I wonder if this same relationship holds for pitchers. Do pitchers with more career strikeouts give up more career homeruns? Let’s see (controlling for innings pitched)…
### Minimum 3000 innings pitched
### na.rm=TRUE is a command to remove NA values from each variable
PitcherHRso <- Pitching %.%
group_by(playerID) %.%
dplyr::summarize(seasons = n(),
IPouts = sum(IPouts, na.rm=TRUE),
HR = sum(HR, na.rm=TRUE),
SO = sum(SO, na.rm=TRUE),
HRperIP = (HR/IPouts),
SOperIP = (SO/IPouts)) %.%
filter(IPouts > 3000)
### Create plot
ggplot(PitcherHRso, aes(HRperIP, SOperIP)) +
geom_point(aes(size=IPouts), alpha = .4) +
geom_smooth() +
scale_size_area()
## geom_smooth: method="auto" and size of largest group is >=1000, so using gam with formula: y ~ s(x, bs = "cs"). Use 'method = x' to change the smoothing method.
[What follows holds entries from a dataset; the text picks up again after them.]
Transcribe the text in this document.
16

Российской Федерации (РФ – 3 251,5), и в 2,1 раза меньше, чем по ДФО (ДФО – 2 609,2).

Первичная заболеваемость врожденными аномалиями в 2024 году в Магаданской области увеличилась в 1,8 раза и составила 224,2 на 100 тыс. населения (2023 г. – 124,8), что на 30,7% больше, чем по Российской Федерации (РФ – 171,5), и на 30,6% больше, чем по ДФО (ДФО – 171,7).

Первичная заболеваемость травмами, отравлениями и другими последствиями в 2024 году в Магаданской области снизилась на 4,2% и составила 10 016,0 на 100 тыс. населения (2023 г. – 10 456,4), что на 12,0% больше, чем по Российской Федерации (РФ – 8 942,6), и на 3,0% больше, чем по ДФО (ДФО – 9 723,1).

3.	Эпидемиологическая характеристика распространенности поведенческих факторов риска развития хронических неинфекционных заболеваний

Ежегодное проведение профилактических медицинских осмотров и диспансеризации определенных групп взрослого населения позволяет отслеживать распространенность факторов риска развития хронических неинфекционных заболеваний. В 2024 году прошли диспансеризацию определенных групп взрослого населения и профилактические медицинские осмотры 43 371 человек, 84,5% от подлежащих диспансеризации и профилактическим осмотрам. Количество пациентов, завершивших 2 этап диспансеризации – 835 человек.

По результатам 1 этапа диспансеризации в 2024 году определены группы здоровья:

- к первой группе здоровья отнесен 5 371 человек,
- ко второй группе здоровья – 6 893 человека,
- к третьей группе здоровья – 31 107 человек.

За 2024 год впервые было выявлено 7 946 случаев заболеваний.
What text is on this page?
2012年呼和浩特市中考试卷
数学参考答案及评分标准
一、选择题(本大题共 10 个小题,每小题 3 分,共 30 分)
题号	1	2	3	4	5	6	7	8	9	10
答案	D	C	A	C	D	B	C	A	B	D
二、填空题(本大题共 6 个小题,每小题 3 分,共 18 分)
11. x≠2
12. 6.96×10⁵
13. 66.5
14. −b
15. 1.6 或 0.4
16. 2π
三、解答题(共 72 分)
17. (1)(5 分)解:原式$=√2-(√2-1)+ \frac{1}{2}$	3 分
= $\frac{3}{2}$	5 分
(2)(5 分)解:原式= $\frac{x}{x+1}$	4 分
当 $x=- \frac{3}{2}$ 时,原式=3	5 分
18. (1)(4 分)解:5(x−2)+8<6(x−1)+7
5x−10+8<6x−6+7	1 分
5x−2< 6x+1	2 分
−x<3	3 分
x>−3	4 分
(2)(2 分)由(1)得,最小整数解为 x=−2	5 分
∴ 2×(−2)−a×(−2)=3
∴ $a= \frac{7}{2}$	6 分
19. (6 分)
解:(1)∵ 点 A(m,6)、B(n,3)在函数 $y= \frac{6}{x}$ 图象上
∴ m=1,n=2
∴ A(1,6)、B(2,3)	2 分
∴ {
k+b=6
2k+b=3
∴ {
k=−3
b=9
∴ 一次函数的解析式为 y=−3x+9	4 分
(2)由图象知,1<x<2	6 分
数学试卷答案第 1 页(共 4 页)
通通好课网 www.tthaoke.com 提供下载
The size of the dots indicate the number of innings pitched for each pitcher. This relationship is a bit more complicated than it was for batters.
See if you can figure out what this plot shows:
TeamSummary <- Batting %.%
group_by(teamID) %.%
dplyr::summarize(games = sum(G, na.rm=TRUE),
atbats = sum(AB, na.rm=TRUE),
HR = sum(HR, na.rm=TRUE),
Avg = (sum(H, na.rm=TRUE) / sum(AB, na.rm=TRUE)),
SO = sum(SO, na.rm=TRUE),
HRperGame = (HR/games),
SOperGame = (SO/games)) %.%
filter(HRperGame>0 & SOperGame>0)
ggplot(TeamSummary, aes(HRperGame, SOperGame)) +
geom_point(aes(size=Avg), alpha = 1/2) +
geom_smooth() +
scale_size_area()
## geom_smooth: method="auto" and size of largest group is <1000, so using loess. Use 'method = x' to change the smoothing method.